Killian réussit à sortir de sa torpeur :

- Combien de temps ?

- Ça va dépendre de vous. Nous sommes au début de la naissance de la magie, chaque personne s’adapte à un rythme différent. Nous obligeons les mages à réussir une épreuve pour sortir à nouveau de l’académie.

- Une épreuve ? De quel genre ? interrogea Axelle.

- Je n’ai pas le droit d’en donner la nature. De plus, les pouvoirs de Killian me sont inconnus. C’est sans danger et rien ne l’empêchera de la passer plusieurs fois, c’est comme un examen. En cas d’échec, un nouvel essai est possible un mois plus tard.

- Vous l’avez passée ?

- Non, je fais partie des membres fondateurs des académies. Mais je suis en mesure de réussir l’épreuve sans problème aujourd’hui. Nous avons mis en place ce système afin d’avoir la certitude que les mages ne causeraient plus « accidentellement » des catastrophes.

Killian sentit que Garance lui cachait quelque chose

- Il y a des catastrophes qui ne sont donc pas accidentelles ?
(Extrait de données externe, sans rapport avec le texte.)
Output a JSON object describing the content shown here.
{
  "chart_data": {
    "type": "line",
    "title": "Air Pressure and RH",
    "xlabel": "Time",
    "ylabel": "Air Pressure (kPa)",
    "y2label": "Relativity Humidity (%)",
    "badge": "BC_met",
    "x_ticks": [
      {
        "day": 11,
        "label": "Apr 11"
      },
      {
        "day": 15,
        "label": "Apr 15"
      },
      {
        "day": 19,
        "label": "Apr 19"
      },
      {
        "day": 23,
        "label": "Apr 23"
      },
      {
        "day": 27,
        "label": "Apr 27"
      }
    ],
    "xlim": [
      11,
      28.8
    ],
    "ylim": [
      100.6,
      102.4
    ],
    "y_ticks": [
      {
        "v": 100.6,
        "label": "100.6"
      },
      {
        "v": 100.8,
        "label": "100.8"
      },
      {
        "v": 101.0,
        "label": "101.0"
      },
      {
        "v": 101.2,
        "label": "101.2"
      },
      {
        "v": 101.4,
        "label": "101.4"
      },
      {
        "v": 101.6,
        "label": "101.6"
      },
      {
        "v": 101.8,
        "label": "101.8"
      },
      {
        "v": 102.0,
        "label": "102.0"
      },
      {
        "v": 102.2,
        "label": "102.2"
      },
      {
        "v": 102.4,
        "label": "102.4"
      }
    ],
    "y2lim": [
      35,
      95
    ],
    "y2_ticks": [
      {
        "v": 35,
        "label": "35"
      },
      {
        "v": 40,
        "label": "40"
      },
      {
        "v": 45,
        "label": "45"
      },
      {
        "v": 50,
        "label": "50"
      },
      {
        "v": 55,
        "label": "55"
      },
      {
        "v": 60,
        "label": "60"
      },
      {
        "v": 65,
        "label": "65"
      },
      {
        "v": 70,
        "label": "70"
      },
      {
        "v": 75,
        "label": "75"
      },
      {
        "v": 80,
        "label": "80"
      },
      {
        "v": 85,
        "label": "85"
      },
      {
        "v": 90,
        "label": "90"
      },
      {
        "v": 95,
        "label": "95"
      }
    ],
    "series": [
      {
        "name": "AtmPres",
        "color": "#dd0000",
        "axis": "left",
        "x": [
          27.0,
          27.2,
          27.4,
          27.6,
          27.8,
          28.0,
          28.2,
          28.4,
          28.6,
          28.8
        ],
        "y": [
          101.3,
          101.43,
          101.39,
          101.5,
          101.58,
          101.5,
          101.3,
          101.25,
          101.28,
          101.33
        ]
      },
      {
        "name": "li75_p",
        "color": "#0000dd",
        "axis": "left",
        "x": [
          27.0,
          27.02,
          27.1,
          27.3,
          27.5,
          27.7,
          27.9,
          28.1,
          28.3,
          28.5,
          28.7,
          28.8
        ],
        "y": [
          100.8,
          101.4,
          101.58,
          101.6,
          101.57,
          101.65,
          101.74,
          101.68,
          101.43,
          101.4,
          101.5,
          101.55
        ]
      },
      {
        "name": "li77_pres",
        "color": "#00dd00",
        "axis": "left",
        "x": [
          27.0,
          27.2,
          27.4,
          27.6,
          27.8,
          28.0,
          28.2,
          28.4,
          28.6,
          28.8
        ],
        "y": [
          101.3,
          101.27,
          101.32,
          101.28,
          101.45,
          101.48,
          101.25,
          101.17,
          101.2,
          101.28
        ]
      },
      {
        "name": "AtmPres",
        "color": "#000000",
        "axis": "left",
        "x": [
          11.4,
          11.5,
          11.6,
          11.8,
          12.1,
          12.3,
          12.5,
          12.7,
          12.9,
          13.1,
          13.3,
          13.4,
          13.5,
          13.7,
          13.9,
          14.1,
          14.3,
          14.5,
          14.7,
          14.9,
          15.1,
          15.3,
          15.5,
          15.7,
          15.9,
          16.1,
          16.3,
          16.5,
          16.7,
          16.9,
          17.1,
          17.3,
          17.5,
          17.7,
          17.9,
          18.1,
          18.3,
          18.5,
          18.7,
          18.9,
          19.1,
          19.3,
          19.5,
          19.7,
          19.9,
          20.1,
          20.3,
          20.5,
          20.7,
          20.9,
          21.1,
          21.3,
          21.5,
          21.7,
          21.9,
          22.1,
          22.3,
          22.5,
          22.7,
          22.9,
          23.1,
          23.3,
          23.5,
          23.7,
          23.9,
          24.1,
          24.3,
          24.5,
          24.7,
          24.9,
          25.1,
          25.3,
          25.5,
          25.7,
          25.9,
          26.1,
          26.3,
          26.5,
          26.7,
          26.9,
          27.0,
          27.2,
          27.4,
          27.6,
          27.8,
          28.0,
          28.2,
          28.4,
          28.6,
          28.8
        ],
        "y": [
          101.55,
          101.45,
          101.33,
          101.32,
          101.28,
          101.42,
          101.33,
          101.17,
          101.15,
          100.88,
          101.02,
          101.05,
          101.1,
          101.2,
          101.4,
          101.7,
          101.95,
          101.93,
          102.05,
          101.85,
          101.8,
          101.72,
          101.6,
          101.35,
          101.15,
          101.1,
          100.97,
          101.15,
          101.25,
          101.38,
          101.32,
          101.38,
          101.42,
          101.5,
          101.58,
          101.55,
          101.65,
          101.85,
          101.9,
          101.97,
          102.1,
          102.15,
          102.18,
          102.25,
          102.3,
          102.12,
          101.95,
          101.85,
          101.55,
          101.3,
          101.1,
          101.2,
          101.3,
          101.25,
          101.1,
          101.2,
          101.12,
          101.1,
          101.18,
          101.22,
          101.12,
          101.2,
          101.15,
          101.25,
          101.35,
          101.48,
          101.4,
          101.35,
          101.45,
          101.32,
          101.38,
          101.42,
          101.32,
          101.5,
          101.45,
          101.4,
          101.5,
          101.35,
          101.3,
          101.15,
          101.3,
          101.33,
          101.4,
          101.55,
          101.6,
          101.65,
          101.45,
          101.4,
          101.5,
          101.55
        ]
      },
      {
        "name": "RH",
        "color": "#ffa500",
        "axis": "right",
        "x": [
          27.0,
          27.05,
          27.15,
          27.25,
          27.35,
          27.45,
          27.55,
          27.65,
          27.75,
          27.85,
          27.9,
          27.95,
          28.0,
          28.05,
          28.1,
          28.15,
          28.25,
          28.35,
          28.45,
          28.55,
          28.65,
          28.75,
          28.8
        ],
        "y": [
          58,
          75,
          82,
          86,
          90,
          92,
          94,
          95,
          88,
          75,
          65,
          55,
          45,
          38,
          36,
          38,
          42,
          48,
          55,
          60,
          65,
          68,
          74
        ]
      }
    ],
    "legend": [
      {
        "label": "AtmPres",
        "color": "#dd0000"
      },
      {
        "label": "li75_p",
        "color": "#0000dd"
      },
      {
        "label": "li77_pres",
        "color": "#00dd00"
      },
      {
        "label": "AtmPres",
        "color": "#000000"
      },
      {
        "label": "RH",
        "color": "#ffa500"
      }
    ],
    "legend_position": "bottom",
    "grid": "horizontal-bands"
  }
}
- C’est un sujet que nous évoquerons à l’académie, mais…oui. Certains mages ne voient pas les choses comme nous. En voyant votre blessure, j’ai cru qu’on vous avait attaqué afin de vous empêcher de rejoindre une académie.

- Il y a donc des mages… méchants ? Il y a une guerre secrète entre vous ? demanda Killian d’une façon ironique.

- Je préfère le mot conflit.

- Et pourquoi n’aurais-je pas envie de les rejoindre, eux ?

Garance sourit, il y avait presque de la sympathie dans son regard :

- Les « Corporems » n’acceptent que les mages de leur obédience et ils ont comme idéologie principale… l’éradication des non-mages.

Killian ne sut quoi répondre.

- Nous parlerons de cela plus tard, Killian, il faut que nous y allions. Justement pour éviter qu’un Corporem vous détecte et fasse connaissance avec votre famille. Elle est une faiblesse pour vous, elle vous rend vulnérable.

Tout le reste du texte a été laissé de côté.